Приготовляясь смотреть пьесу Ведекинда, я боялся утонченной эротомании. Страх этот относился не к театру, который открыл сезон Ведекиндом, и не к самому Ведекинду. Театр достаточно доказал свою любовь к высокому, поставив ‘Жизнь Человека‘ Леонида Андреева. Талантливый Ведекинд относится к тем эпигонам литературы, которые достаточно увертливы, так что с них ‘взятки гладки’, эпигоны эти обладают такой техникой, которая позволяет за тысячью смыслов спрятать неуловимо ядовитый и приторно сладкий смысл их произведений. Боялся же я той атмосферы, которая создается помимо воли автора, режиссера и даже публики, — в зрительном зале: атмосферы пряной и нечистой.
Опасения мои оказались напрасными: ведекиндовские смешки оказались благонадежными сверх ожидания, и, чем дальше, тем больше овладевала зрительным залом обыкновенная сонная скука. Так было на первом представлении, на втором, говорят, иначе. Допускаю, что ‘первые представления’ — это обыкновенно только несносный ‘экзамен’, надругательство над искусством. Не чувствую своего права и произносить окончательного суждения о замысле постановки. Думаю, что замысел, сам по себе интересный, был исполнен неудачно, что актеры играли посредственно, иные ниже посредственного, но все это второстепенно, и не оттого гнетущее впечатление было так ярко. О частностях не хочу говорить, когда общая картина слишком ясна.
Почти непрерывно господствовал в зале и на сцене тусклый мрак. Я уверен, что это не входило в расчет автора пьесы, но готов радоваться тому, что так вышло.
Во мраке еще более чужим и ненужным представлялось все то, что благоразумно-цинический немец осмелился назвать ‘трагедией’.
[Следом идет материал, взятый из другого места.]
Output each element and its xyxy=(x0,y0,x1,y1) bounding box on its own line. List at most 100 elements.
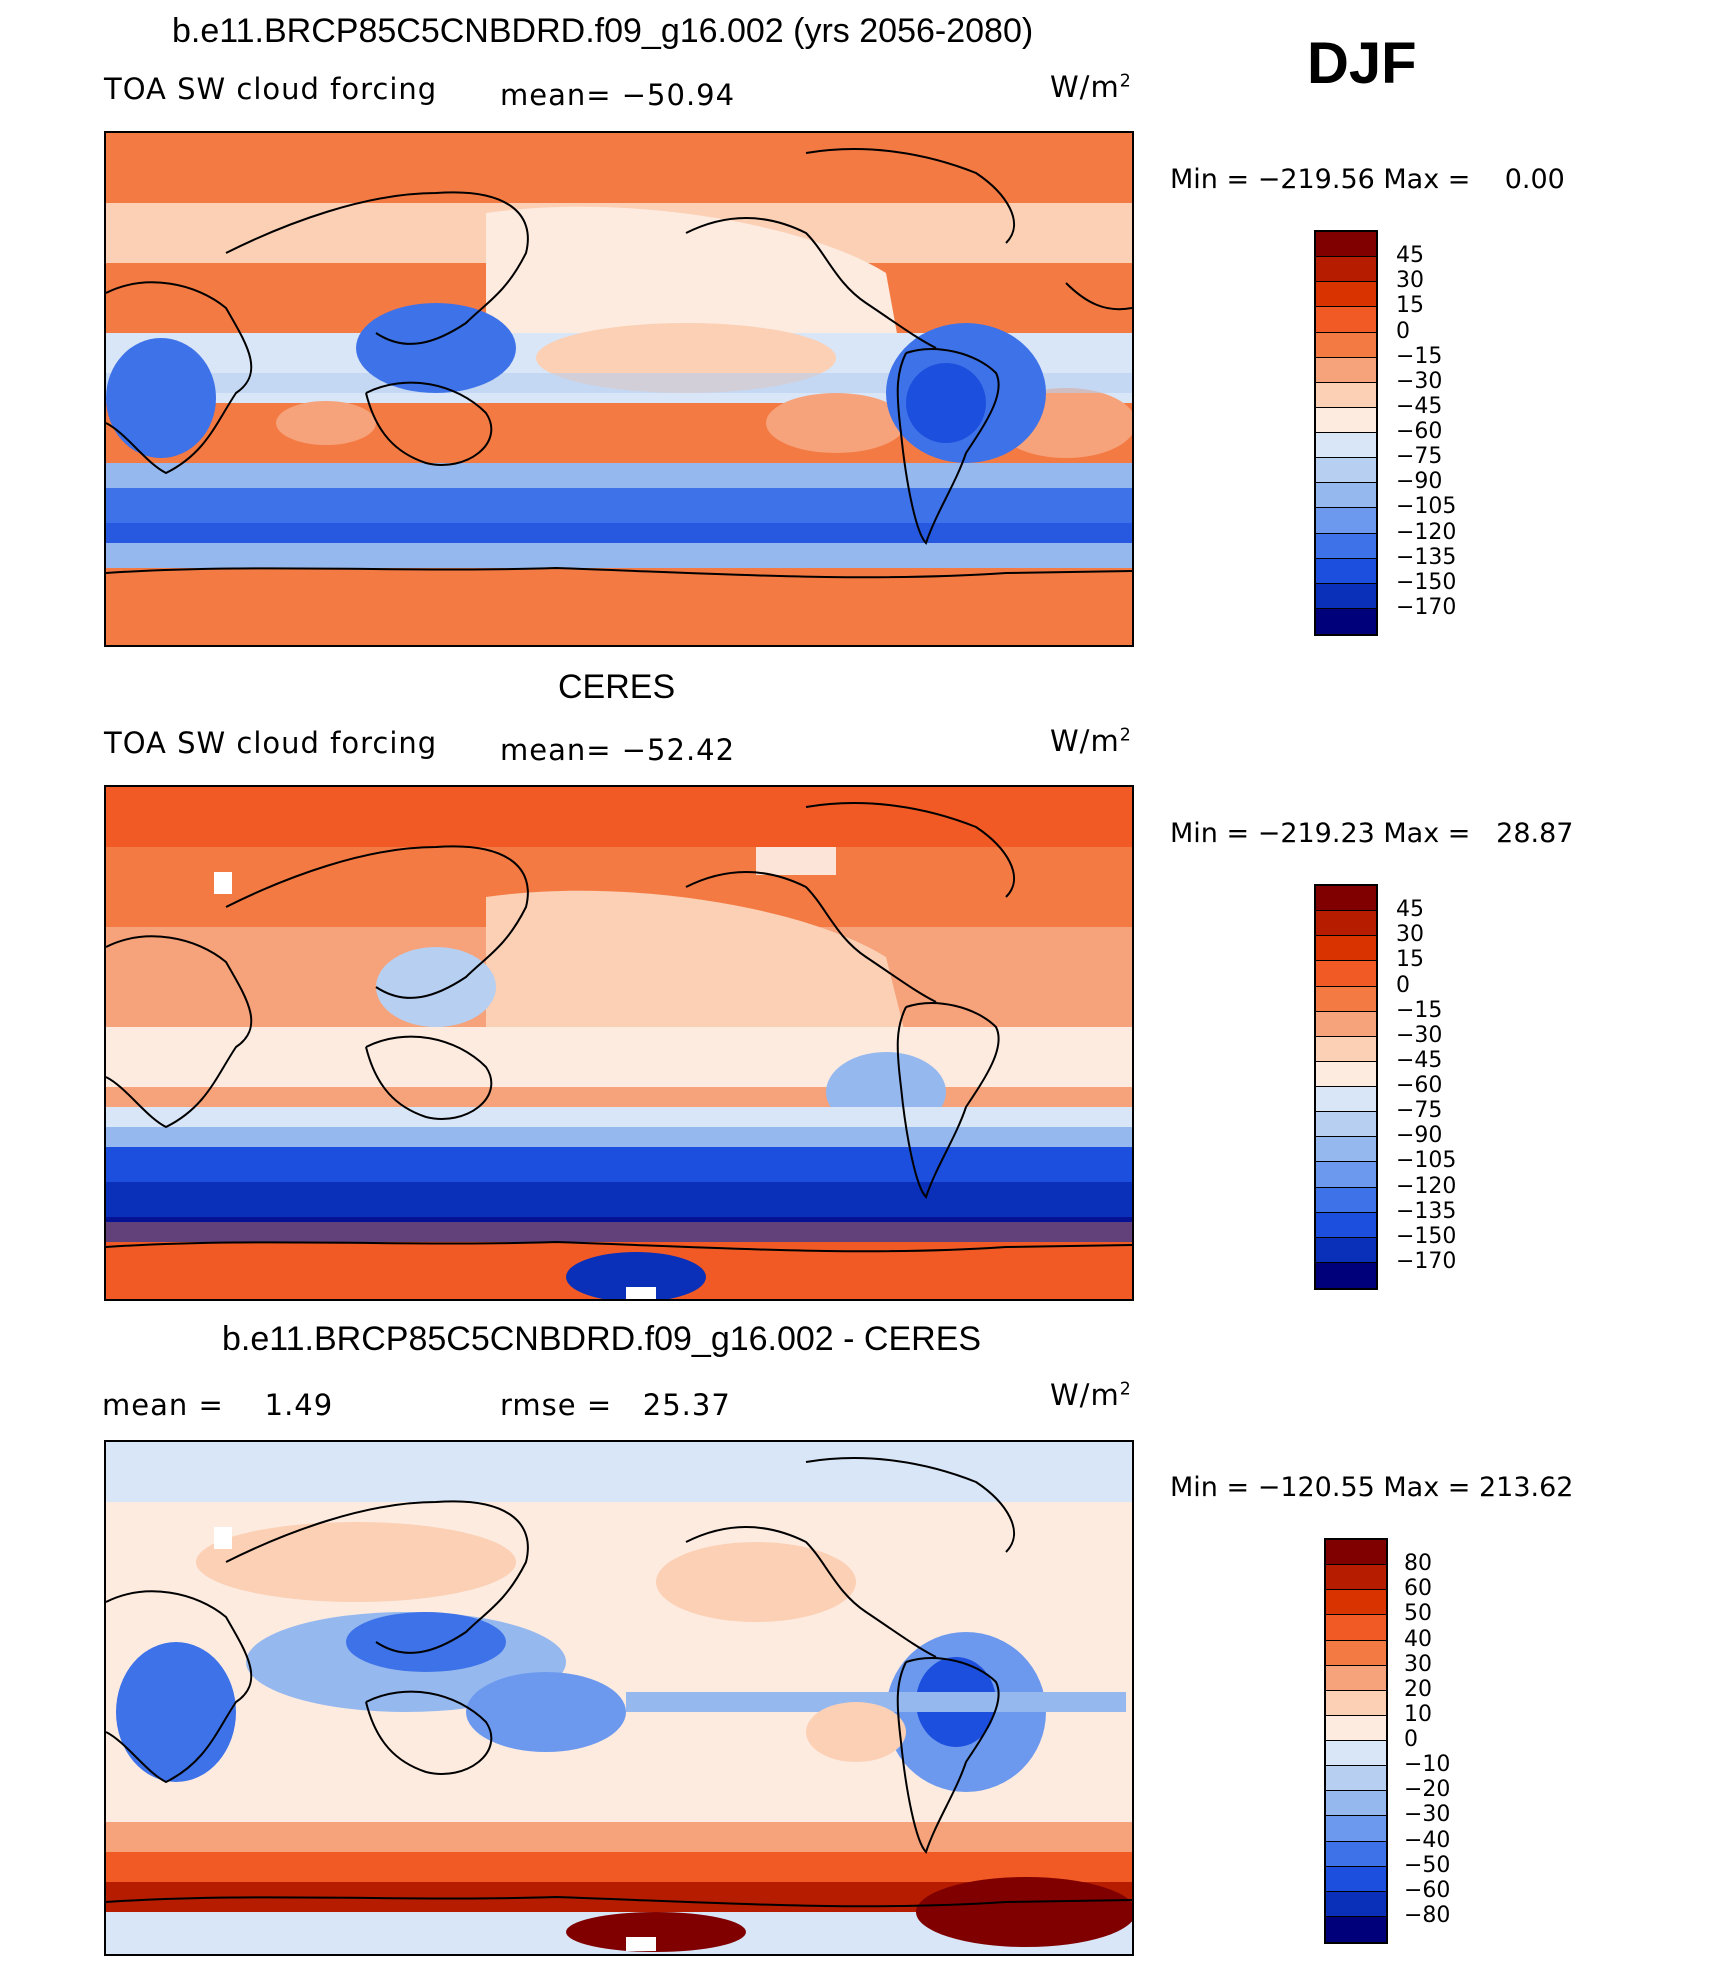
panel-2-colorbar-labels: 45 30 15 0 −15 −30 −45 −60 −75 −90 −105 −120 −135 −15… xyxy=(1396,884,1516,1290)
colorbar-tick-label: −150 xyxy=(1396,569,1457,595)
colorbar-swatch xyxy=(1326,1590,1386,1616)
colorbar-swatch xyxy=(1316,508,1376,534)
colorbar-swatch xyxy=(1316,986,1376,1012)
colorbar-tick-label: −105 xyxy=(1396,494,1457,520)
colorbar-swatch xyxy=(1316,407,1376,433)
colorbar-swatch xyxy=(1316,1187,1376,1213)
colorbar-tick-label: −120 xyxy=(1396,519,1457,545)
colorbar-swatch xyxy=(1316,257,1376,283)
colorbar-swatch xyxy=(1326,1615,1386,1641)
colorbar-tick-label: 0 xyxy=(1396,972,1410,998)
season-label: DJF xyxy=(1307,31,1417,96)
colorbar-tick-label: −105 xyxy=(1396,1148,1457,1174)
colorbar-tick-label: −170 xyxy=(1396,1248,1457,1274)
colorbar-swatch xyxy=(1316,458,1376,484)
colorbar-swatch xyxy=(1326,1665,1386,1691)
panel-1-variable-label: TOA SW cloud forcing xyxy=(104,72,438,106)
colorbar-swatch xyxy=(1316,483,1376,509)
colorbar-swatch xyxy=(1316,1262,1376,1288)
colorbar-swatch xyxy=(1326,1841,1386,1867)
colorbar-swatch xyxy=(1316,936,1376,962)
colorbar-tick-label: −30 xyxy=(1396,368,1443,394)
colorbar-tick-label: 30 xyxy=(1404,1651,1432,1677)
colorbar-tick-label: 15 xyxy=(1396,947,1424,973)
colorbar-swatch xyxy=(1326,1891,1386,1917)
panel-1-map xyxy=(104,131,1134,647)
colorbar-swatch xyxy=(1316,357,1376,383)
colorbar-swatch xyxy=(1316,608,1376,634)
colorbar-swatch xyxy=(1316,1036,1376,1062)
colorbar-tick-label: 80 xyxy=(1404,1551,1432,1577)
colorbar-swatch xyxy=(1316,382,1376,408)
colorbar-tick-label: −30 xyxy=(1396,1022,1443,1048)
panel-1-colorbar xyxy=(1314,230,1378,636)
colorbar-tick-label: −45 xyxy=(1396,393,1443,419)
colorbar-tick-label: 30 xyxy=(1396,922,1424,948)
panel-1-title: b.e11.BRCP85C5CNBDRD.f09_g16.002 (yrs 20… xyxy=(172,12,1034,50)
panel-3-mean-label: mean = 1.49 xyxy=(102,1388,334,1422)
colorbar-tick-label: −15 xyxy=(1396,997,1443,1023)
colorbar-tick-label: −135 xyxy=(1396,1198,1457,1224)
colorbar-tick-label: −75 xyxy=(1396,444,1443,470)
panel-3-rmse-label: rmse = 25.37 xyxy=(500,1388,731,1422)
colorbar-tick-label: 0 xyxy=(1396,318,1410,344)
colorbar-swatch xyxy=(1316,433,1376,459)
colorbar-tick-label: −45 xyxy=(1396,1047,1443,1073)
colorbar-tick-label: −90 xyxy=(1396,469,1443,495)
colorbar-swatch xyxy=(1316,232,1376,258)
panel-2-title: CERES xyxy=(558,668,676,706)
colorbar-swatch xyxy=(1316,533,1376,559)
colorbar-swatch xyxy=(1326,1766,1386,1792)
colorbar-tick-label: −60 xyxy=(1396,1073,1443,1098)
panel-2-colorbar xyxy=(1314,884,1378,1290)
panel-2-minmax: Min = −219.23 Max = 28.87 xyxy=(1170,818,1574,849)
colorbar-swatch xyxy=(1316,886,1376,912)
panel-1-units-label: W/m2 xyxy=(1050,70,1132,104)
colorbar-swatch xyxy=(1316,1087,1376,1113)
colorbar-swatch xyxy=(1316,558,1376,584)
colorbar-swatch xyxy=(1316,1237,1376,1263)
colorbar-swatch xyxy=(1326,1540,1386,1566)
colorbar-swatch xyxy=(1316,961,1376,987)
panel-3-title: b.e11.BRCP85C5CNBDRD.f09_g16.002 - CERES xyxy=(222,1320,982,1358)
colorbar-tick-label: −60 xyxy=(1404,1877,1451,1903)
panel-2-variable-label: TOA SW cloud forcing xyxy=(104,726,438,760)
colorbar-swatch xyxy=(1316,1212,1376,1238)
panel-2-mean-label: mean= −52.42 xyxy=(500,733,736,767)
colorbar-tick-label: −80 xyxy=(1404,1902,1451,1928)
colorbar-swatch xyxy=(1326,1791,1386,1817)
colorbar-tick-label: −60 xyxy=(1396,419,1443,444)
colorbar-tick-label: −75 xyxy=(1396,1098,1443,1124)
colorbar-swatch xyxy=(1326,1816,1386,1842)
panel-3-colorbar-labels: 80 60 50 40 30 20 10 0 −10 −20 −30 −40 −50 −60 −80 xyxy=(1404,1538,1524,1944)
colorbar-swatch xyxy=(1326,1565,1386,1591)
colorbar-swatch xyxy=(1326,1690,1386,1716)
colorbar-tick-label: 10 xyxy=(1404,1701,1432,1727)
colorbar-tick-label: −120 xyxy=(1396,1173,1457,1199)
colorbar-tick-label: 30 xyxy=(1396,268,1424,294)
panel-3-minmax: Min = −120.55 Max = 213.62 xyxy=(1170,1472,1574,1503)
colorbar-tick-label: −30 xyxy=(1404,1802,1451,1828)
colorbar-swatch xyxy=(1326,1741,1386,1767)
colorbar-swatch xyxy=(1316,1061,1376,1087)
colorbar-tick-label: −150 xyxy=(1396,1223,1457,1249)
colorbar-tick-label: −50 xyxy=(1404,1852,1451,1878)
colorbar-swatch xyxy=(1316,307,1376,333)
panel-1-mean-label: mean= −50.94 xyxy=(500,78,736,112)
colorbar-swatch xyxy=(1316,1112,1376,1138)
colorbar-swatch xyxy=(1316,1011,1376,1037)
colorbar-tick-label: −40 xyxy=(1404,1827,1451,1853)
colorbar-tick-label: 60 xyxy=(1404,1576,1432,1602)
colorbar-swatch xyxy=(1316,1162,1376,1188)
colorbar-tick-label: −10 xyxy=(1404,1752,1451,1778)
colorbar-tick-label: 20 xyxy=(1404,1676,1432,1702)
colorbar-tick-label: −135 xyxy=(1396,544,1457,570)
panel-2-map xyxy=(104,785,1134,1301)
colorbar-swatch xyxy=(1326,1916,1386,1942)
colorbar-tick-label: −170 xyxy=(1396,594,1457,620)
panel-1-colorbar-labels: 45 30 15 0 −15 −30 −45 −60 −75 −90 −105 −120 −135 −15… xyxy=(1396,230,1516,636)
colorbar-swatch xyxy=(1316,282,1376,308)
panel-3-units-label: W/m2 xyxy=(1050,1378,1132,1412)
colorbar-tick-label: 50 xyxy=(1404,1601,1432,1627)
colorbar-tick-label: 0 xyxy=(1404,1727,1418,1752)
Метерлинк украл у западной драмы героя, превратил человеческий голос в хриплый шепот, сделал людей куклами, лишил их свободных движений, света, воли, воздуха. Но Метерлинк, сделав все это, открыл тихую дверь, и сквозь нее мы прислушиваемся к звуку падения чистой, хрустальной влаги искусства. Метерлинк уже — золотой сон для нас, уже — радостное прошлое, незапятнанное, милое, чистое — в те досадные, томительные, плоские дни, когда в России становится модным Ведекинд. Еще недавно непризнанный и ‘жупельный’ для русских Метерлинк — настоящий классик, который ‘высоко держит знамя искусства’, рядом с этим пресыщенным последышем, которому и смеяться уже лень и которому не снилась не только трагедия, но и самое маленькое страданьице.
‘Пробуждение весны’ — несложный и непоследовательный набор как милых, так и нелепых картинок, где остроумный водевиль соединяется с высокопарным ломаньем. В центре пьесы стоит вопрос, над которым автор по-немецки сюсюкает. Никогда этот вопрос не стоял так у нас, в России, если же и становится так теперь, то только в замкнутых кругах, обреченных на медленное тление, в классах, от которых идет трупный запах. Нам этих немецких жеребчиков в куцых штанишках не приходится жалеть: пропадай ‘на сеновале’ хоть десять ‘Морицов’, — у нас есть еще люди не машинного производства — с волей, с надеждами, с ‘мечтами’, с ‘идеалами’ — пусть даже пошлые слова.
Наша жизнь выше и больше этой мелкотравчатой жизни. Нам отвратительны не только глупые родители и учители, но и ‘порочные’ дети. Если же мы будем застревать на слезливых конфликтах, которые Ведекинд кладет в основание ‘Пробуждения весны’, то — хуже нам же самим: прозеваем свое, прозеваем высокое, забудем свое великое отчаянье и разучимся страдать. Будем бродить всегда в той самой тьме, которую развел в театральном зале Мейерхольд.
У нас есть ‘Жизнь Человека’ — произведение бездонно русское. У нас есть ‘Земля’ Валерия Брюсова — произведение неподдельно высокое. У нас есть произведения, в которых пробиваются родники истинного искусства, или произведения, в которых сама наша земля, и наше измученное сердце кричат голосами нелепыми, нестройными, ‘неискусными’, но необходимыми нам. Зачем же нам слушать немца, который ковыряет зубочисткой в зубах и совсем изнемогает от сытости? Мы — голодные, нам холодно. Но мы всегда готовы ‘бросать в каменный лоб раскаленные ядра сверкающей мысли’, ‘звенеть щитами’, ‘блестеть мечами’.